The phone rings a lot at our house. Thankfully, through the aid of caller ID, I am able to duck and dodge a great many unwanted entrees into our home. Just like I have developed a cruel but keen sense of people on the street who would like to take "just a moment of my time," I make an effort to avoid those plaintive cries for funding, especially in my own home. Especially at dinner time.
There are some holes in my defenses. One of these gaps exists on my wife's desk: and old touch tone phone that she has held onto for sentimental reasons, but has no way to tell us in advance who might be on the other end of the line when we pick up. It could be anyone. It could be my mother, calling from flood-ravaged Colorado moments before the water reaches her. It could be my boss, letting me know that the rest of the school year has been cancelled but due to my good behavior and perfect attendance it won't be necessary for me to do any further work this year and I will be paid for all that good faith. It could be the bank calling to declare a mistake in my favor of some fifty thousand dollars. It could be any of those things from my fevered and periodically overworked imagination, but it's not. It's another plea for money. My money.
I know, intellectually, that it is no crime to hang up on someone, especially a stranger. But since I am also the kind of person who has been known to chat with people who call my number accidentally, even wrong numbers often get my courteous attentions.
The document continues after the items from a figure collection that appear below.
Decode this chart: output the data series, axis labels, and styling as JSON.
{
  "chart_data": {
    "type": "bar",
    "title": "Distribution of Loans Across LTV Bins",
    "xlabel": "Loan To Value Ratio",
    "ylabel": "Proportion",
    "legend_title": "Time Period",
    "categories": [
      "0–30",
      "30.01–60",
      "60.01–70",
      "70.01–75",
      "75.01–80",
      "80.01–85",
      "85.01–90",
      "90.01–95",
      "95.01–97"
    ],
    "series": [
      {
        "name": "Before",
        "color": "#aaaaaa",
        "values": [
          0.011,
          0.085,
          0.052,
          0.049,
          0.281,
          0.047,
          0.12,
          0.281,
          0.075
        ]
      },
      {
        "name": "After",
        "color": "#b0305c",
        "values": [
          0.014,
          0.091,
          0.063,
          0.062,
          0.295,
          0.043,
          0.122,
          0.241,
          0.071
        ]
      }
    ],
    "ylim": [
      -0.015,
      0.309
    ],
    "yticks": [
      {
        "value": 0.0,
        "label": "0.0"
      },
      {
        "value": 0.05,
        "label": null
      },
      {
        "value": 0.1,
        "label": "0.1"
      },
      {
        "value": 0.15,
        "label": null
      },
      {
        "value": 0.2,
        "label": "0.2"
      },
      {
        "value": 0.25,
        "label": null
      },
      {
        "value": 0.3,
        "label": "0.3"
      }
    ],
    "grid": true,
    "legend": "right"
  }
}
Thus, whenever I am confronted by those chance meetings with professional and semi-professional beggars, I feel compelled to give them some of my time. Don't I think that kids in our city deserve a chance to see the program presented yearly by the Benevolent Order Of People Who May Or May Not Have Been Police Officers? Shouldn't I give whatever I can spare to keep the doors of the University of Colorado open, at least for those student athletes who continue to choose my alma mater in spite of their recent difficulties winning games? And what about cancer? Don't I want to stop cancer? What is wrong with me? Of course I want to stop cancer and I hope that if I donate to my college that they will produce a cure that will also generate enough interest in the performing arts that retired or aspiring law enforcement officers will no longer be pressed into that particular duty.
I could just walk into the kitchen and take a gander at that little window just above the keypad on that phone that would tell me that merely by waiting out the five or six rings before the dump to voice mail I wouldn't have to hear any of it. I could do that, but then I wouldn't have anything to complain about.